= Claudia Kreuzig Grinnell =

German-American poet writing in English

Claudia Kreuzig Grinnell is a German-American poet writing in English.

==Biography==
Claudia Kreuzig Grinnell was born and raised in Germany. She now teaches at the University of Louisiana at Monroe. Her poems have appeared in publications such as The Kenyon Review, Exquisite Corpse, Hayden's Ferry Review, New Orleans Review, Review Americana, Triplopia, Logos, Minneota Review, Diner, Urban Spaghetti, Fine Madness, Greensboro Review and others. Her first full-length book of poetry, Conditions Horizontal, was published by Missing Consonant Press in the fall of 2001. Grinnell was the recipient of the 2000 Southern Women Writers Emerging Poets Award.

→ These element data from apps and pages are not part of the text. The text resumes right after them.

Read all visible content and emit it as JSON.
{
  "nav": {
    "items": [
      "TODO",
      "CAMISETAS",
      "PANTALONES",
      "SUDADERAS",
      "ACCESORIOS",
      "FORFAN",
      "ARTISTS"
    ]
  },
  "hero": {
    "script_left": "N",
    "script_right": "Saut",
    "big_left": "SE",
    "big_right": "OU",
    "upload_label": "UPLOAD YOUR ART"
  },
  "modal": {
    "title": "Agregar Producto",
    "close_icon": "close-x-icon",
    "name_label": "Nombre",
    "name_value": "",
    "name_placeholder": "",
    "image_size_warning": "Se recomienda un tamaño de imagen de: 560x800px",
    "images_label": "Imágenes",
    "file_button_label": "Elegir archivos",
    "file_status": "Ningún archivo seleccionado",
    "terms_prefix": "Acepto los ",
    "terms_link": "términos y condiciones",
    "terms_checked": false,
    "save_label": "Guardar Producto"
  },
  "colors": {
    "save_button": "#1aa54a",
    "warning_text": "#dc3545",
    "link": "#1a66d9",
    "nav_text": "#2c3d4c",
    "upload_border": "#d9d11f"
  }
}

In 2003, she was a finalist in the Ann Stanford Poetry Prize Competition, and in 2005, she received the Louisiana Division of the Arts Fellowship in poetry.

In 2006, she appeared, along with klipschutz (pen name of Kurt Lipschutz), Jon Cone and Albert Sgambati in the collectible handbound poetry volume All Roads...but This One, which appeared in an edition of 150 with 26 additional copies featuring individual collages by Colette Jappy.